The original method called for pressing vanilla ice cream through a spaetzle press, but it's unlikely you'll find one in the U.S. Using a potato ricer is an alternative method. Pressing ice cream through a potato ricer creates "noodles," strawberry sauce looks like tomato sauce, and coconut or white chocolate shavings play the Parmesan cheese role.


  • 1 pound fresh strawberries (washed and hulled)
  • 2 to 3 tablespoons orange juice
  • 1/4 cup sugar (divided)
  • 1 cup whipping cream
  • 4 cups softened vanilla ice cream
  • 2 to 3 tablespoons white chocolate shavings (or coconut shreds)

Steps to Make It

Prepare the Strawberry Sauce

  1. Gather the ingredients.

  2. Cut the strawberries in half or quarters, and place them in a blender.

  3. Add the orange juice and 2 tablespoons sugar, and blend until smooth.
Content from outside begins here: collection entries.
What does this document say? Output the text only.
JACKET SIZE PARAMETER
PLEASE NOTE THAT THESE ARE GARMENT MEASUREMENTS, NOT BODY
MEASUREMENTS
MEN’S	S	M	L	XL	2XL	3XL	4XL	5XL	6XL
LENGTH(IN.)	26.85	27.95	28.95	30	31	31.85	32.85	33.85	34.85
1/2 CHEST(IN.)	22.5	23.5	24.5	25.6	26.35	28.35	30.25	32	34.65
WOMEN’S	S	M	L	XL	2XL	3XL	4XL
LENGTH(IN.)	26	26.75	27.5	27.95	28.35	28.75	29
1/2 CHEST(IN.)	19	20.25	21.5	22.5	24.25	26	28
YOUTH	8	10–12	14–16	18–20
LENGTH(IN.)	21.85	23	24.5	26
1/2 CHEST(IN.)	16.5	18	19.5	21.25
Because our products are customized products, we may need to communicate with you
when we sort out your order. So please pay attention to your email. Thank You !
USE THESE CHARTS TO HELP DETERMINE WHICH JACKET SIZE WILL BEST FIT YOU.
Add a little more juice or sugar to taste, if needed.

  4. Refrigerate until very cold, or up to one day.

Assemble the Sundaes

  1. Gather the ingredients.

  2. Whip the cold whipping cream until soft peaks form.
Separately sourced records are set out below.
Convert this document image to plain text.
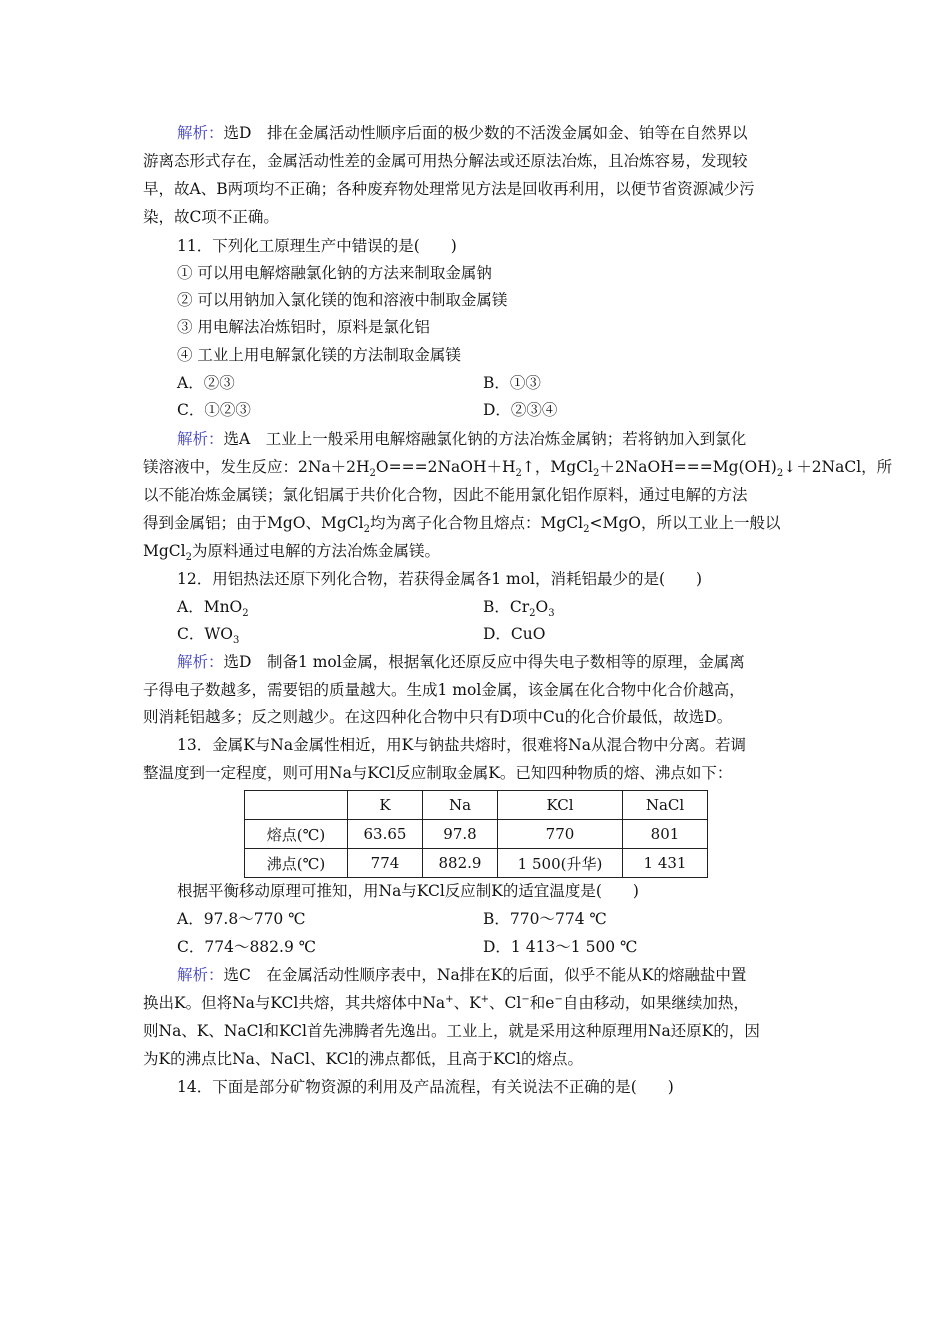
解析：选D　排在金属活动性顺序后面的极少数的不活泼金属如金、铂等在自然界以
游离态形式存在，金属活动性差的金属可用热分解法或还原法冶炼，且冶炼容易，发现较
早，故A、B两项均不正确；各种废弃物处理常见方法是回收再利用，以便节省资源减少污
染，故C项不正确。
11．下列化工原理生产中错误的是(　　)
① 可以用电解熔融氯化钠的方法来制取金属钠
② 可以用钠加入氯化镁的饱和溶液中制取金属镁
③ 用电解法冶炼铝时，原料是氯化铝
④ 工业上用电解氯化镁的方法制取金属镁
A．②③	B．①③
C．①②③	D．②③④
解析：选A　工业上一般采用电解熔融氯化钠的方法冶炼金属钠；若将钠加入到氯化
镁溶液中，发生反应：$2Na+2H_2O===2NaOH+H_2↑$，$MgCl_2+2NaOH===Mg(OH)_2↓+2NaCl$，所
以不能冶炼金属镁；氯化铝属于共价化合物，因此不能用氯化铝作原料，通过电解的方法
得到金属铝；由于MgO、MgCl$_2$均为离子化合物且熔点：MgCl$_2$<MgO，所以工业上一般以
MgCl$_2$为原料通过电解的方法冶炼金属镁。
12．用铝热法还原下列化合物，若获得金属各1 mol，消耗铝最少的是(　　)
A．MnO$_2$	B．$Cr_2O_3$
C．$WO_3$	D．CuO
解析：选D　制备1 mol金属，根据氧化还原反应中得失电子数相等的原理，金属离
子得电子数越多，需要铝的质量越大。生成1 mol金属，该金属在化合物中化合价越高，
则消耗铝越多；反之则越少。在这四种化合物中只有D项中Cu的化合价最低，故选D。
13．金属K与Na金属性相近，用K与钠盐共熔时，很难将Na从混合物中分离。若调
整温度到一定程度，则可用Na与KCl反应制取金属K。已知四种物质的熔、沸点如下：
	K	Na	KCl	NaCl
熔点(℃)	63.65	97.8	770	801
沸点(℃)	774	882.9	1 500(升华)	1 431
根据平衡移动原理可推知，用Na与KCl反应制K的适宜温度是(　　)
A．97.8～770 ℃	B．770～774 ℃
C．774～882.9 ℃	D．1 413～1 500 ℃
解析：选C　在金属活动性顺序表中，Na排在K的后面，似乎不能从K的熔融盐中置
换出K。但将Na与KCl共熔，其共熔体中Na+、K+、Cl−和e−自由移动，如果继续加热，
则Na、K、NaCl和KCl首先沸腾者先逸出。工业上，就是采用这种原理用Na还原K的，因
为K的沸点比Na、NaCl、KCl的沸点都低，且高于KCl的熔点。
14．下面是部分矿物资源的利用及产品流程，有关说法不正确的是(　　)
  3. Add remaining sugar to taste, and beat until stiff. 

  4. Place a dollop of whipped cream onto each plate or sundae cup.

  5. Use an extra plate to hold the ​potato ricer, and scoop about 1 cup of ice cream into it.

  6. Holding the ricer over the sundae plate, squeeze the ice cream through the holes, and swirl it onto the plate, over the whipped cream. Repeat for the other plates.

  7. Pour the strawberry sauce over each ice cream "noodle" creation, and sprinkle with shaved, white chocolate, or coconut shreds.

  8. Serve immediately.


  • Creamier ice cream makes better-shaped "noodles." In Germany, vanilla gelato would be used. Buy the best quality ice cream you can find, or buy gelato, if that's possible.
  • The whipped cream freezes a little under the ice cream and makes a crackly crust, which some people really like, but you can omit the whipped cream if you wish.
  • You can use bottled strawberry sauce.
  • If you want to make this sundae even more elaborate, add chocolate "meatballs." You could use homemade truffles or malted milk balls to fill this role in a spaghetti and meatballs sundae.
  • Serve with shortbread, white chocolate chip, or sugar cookies to mimic Italian bread.